Dinal masih bersikukuh menolak gagasan mommy-nya. Tapi tante Elisa benar-benar tak mau tau lagi, beliau segera pergi menuju ke kamarnya disusul om Pras.
Lama kami terdiam. Tak ada satupun dari kami yang memulai kembali membahas masalah tadi. Akhirnya Dinal berdiri menatapku. "Aku ingin istirahat, kamu pulanglah. Aku minta maaf. Kurasa kita perlu waktu untuk memikirkan semua ini." Tanpa menunggu jawaban dariku Dinal segera melangkahkan kakinya menuju kamarnya yang terletak di lantai dua.

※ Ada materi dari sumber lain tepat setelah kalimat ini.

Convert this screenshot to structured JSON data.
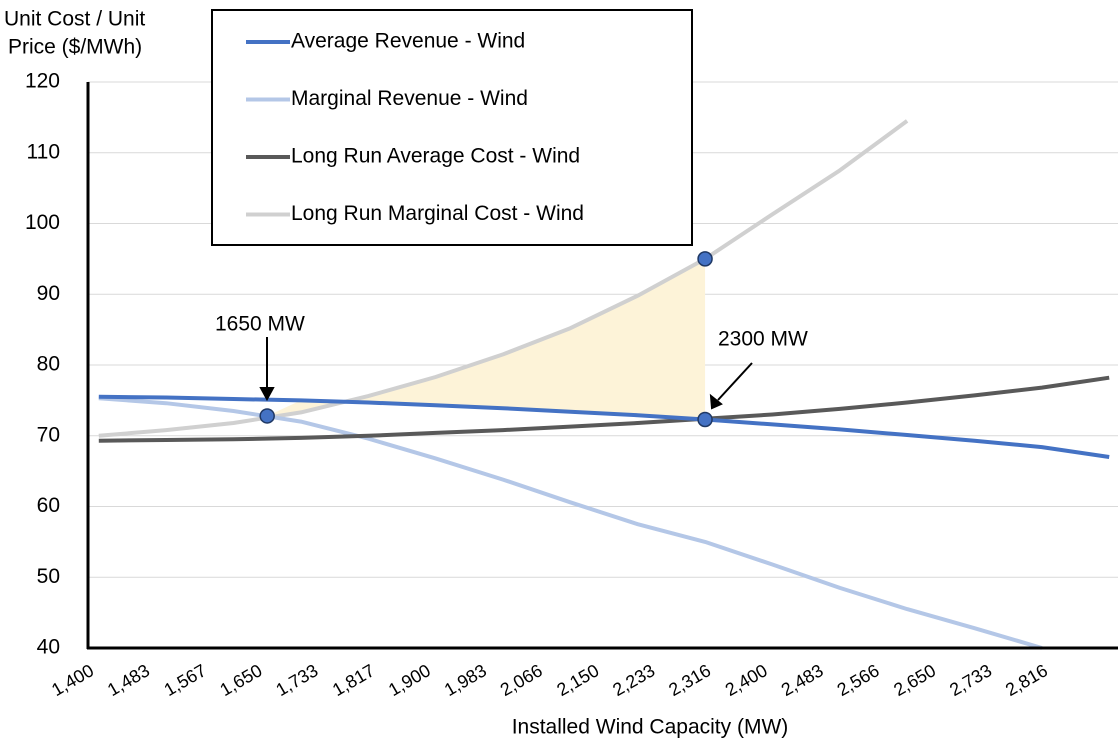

Sedikit terhenyak dengan perkataannya barusan. Itu seperti penolakannya secara halus. Entah aku yang terlalu sensitif atau apa. Aku pun tak paham ketika air mata ini keluar tanpa ijinku. Aku tau jika aku belum diinginkan olehnya. Aku tau Dinal masih mengharapkan masa lalunya. Sudah lama aku mengenalnya. Aku tau benar siapa wanita itu.
Kenapa air mata ini semakin deras? Tidak, aku harus kuat. Aku pasti bisa. Aku berjanji suatu saat aku akan memenangkan hatinya. Aku akan membuat Dinal melupakan masa lalunya. Aku akan membuatnya menatapku sebagai wanita yang mencintainya. Bukan sahabatnya.
Aku tau aku egois. Tapi sudah terlalu lama aku memendam semua ini. Kurasa aku harus memperjuangkan cintaku mulai saat ini.
********
Itu ada foto Ara di mulmed. Mudahan part ini gak kepotong lagi yaa.
Aku gak paham kenapa pas dipublish part 4 kemaren malah kepotong. Udah berkali-kali dicoba tapi tetep begitu. Kesel juga lama-lama. ya jadi aku biarin deh. hehe maaf ya.
Tapi ada flashbacknya tuh di part ini.
Jangan lupa ninggalin jejak yaaa kawan. Gomawo :*
KAMU SEDANG MEMBACA
Cinta Begini
RandomSampai kapan aku harus cinta begini? Harus selama apa lagi aku memendam perasaan ini? Apa sebaiknya aku pergi jauh, agar kubisa melupakan dirimu? Entahlah...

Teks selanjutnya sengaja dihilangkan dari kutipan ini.